Lean 6 Sigma is considered within the framework of Borusan Pipe’s motto DAIMA Y6S, which stands for the first letters of Supportive, Meaningful, Engaged, Customer Facing, In the Moment in Turkish. Each letter represents a specific value proposition brought to the organization by the Lean 6 Sigma methodology. DAİMA Y6S is our basic deployment approach, which we turned into a catchy slogan in order to explain to all layers of the organization that the Lean 6 Sigma methodology is addressed and implemented with a lean approach.

From 2002 until the end of 2017, using the Lean 6 Sigma methodology, Borusan Pipe listened to the voice of its customers and implemented 200 Black Belt, 477 Master Green Belt projects that further improved quality and service approach in order to improve processes so as to meet critical customer expectations. The total return gained from these projects during the year that followed the end of each project was projected as USD32.8 million.

Lean 6 Sigma Roadmaps

At Borusan Pipe, Lean 6 Sigma projects are launched using 4 different roadmaps depending on the needs;

DMAIC (Define, Measure, Analyze, Improve, Control) roadmap is used to improve the existing processes.

DMEDI (Define, Measure, Explore, Develop, Implement) roadmap is used to create a new product and process.

Lean (Value Flow) roadmap is used to prevent the 8 wastes (non-utilized talent, defects, excess inventory, over production, waiting time, extra motion, unnecessary transportation, extra processing) and increase the ratio of high value-added activities.
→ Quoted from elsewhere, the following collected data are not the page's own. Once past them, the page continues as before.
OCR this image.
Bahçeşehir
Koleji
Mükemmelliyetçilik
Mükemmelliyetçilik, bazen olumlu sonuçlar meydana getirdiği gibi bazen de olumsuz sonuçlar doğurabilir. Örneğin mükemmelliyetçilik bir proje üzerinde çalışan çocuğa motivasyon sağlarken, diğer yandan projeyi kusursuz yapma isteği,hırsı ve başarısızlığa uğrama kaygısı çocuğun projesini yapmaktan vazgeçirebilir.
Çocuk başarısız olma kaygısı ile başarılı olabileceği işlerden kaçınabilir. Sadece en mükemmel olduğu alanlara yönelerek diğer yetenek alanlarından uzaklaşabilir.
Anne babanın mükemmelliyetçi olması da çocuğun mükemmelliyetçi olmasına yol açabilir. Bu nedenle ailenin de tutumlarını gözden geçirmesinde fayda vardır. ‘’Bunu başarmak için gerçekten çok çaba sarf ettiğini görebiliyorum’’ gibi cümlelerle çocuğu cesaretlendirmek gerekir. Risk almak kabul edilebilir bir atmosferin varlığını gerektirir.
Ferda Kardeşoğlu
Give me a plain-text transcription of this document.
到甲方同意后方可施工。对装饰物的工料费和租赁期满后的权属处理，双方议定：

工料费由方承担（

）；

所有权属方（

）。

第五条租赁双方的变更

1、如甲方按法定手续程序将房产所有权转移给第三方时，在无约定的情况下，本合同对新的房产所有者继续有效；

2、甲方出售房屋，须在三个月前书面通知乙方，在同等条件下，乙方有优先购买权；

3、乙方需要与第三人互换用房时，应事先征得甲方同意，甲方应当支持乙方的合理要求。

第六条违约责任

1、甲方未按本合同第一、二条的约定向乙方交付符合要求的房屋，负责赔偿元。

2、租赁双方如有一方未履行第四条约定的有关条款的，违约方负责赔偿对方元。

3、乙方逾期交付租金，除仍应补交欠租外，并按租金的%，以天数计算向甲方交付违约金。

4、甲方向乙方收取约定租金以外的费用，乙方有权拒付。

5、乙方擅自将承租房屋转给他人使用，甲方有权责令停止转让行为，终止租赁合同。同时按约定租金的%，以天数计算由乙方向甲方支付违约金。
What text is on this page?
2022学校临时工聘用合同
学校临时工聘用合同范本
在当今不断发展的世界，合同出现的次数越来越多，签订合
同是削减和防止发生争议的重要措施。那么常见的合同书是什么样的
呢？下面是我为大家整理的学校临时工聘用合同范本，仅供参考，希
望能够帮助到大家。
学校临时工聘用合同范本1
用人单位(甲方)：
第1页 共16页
Kaizen roadmap is a way of project creation that aims to resolve in a short period of time topics with relatively narrower scopes using a more compact approach.

Borusan Pipe continues to implement the Lean 6 Sigma methodology in order to cut down the costs and error rate in business processes, boost productivity, and constantly increase customer satisfaction with continuous improvements and to generate value for all of its stakeholders.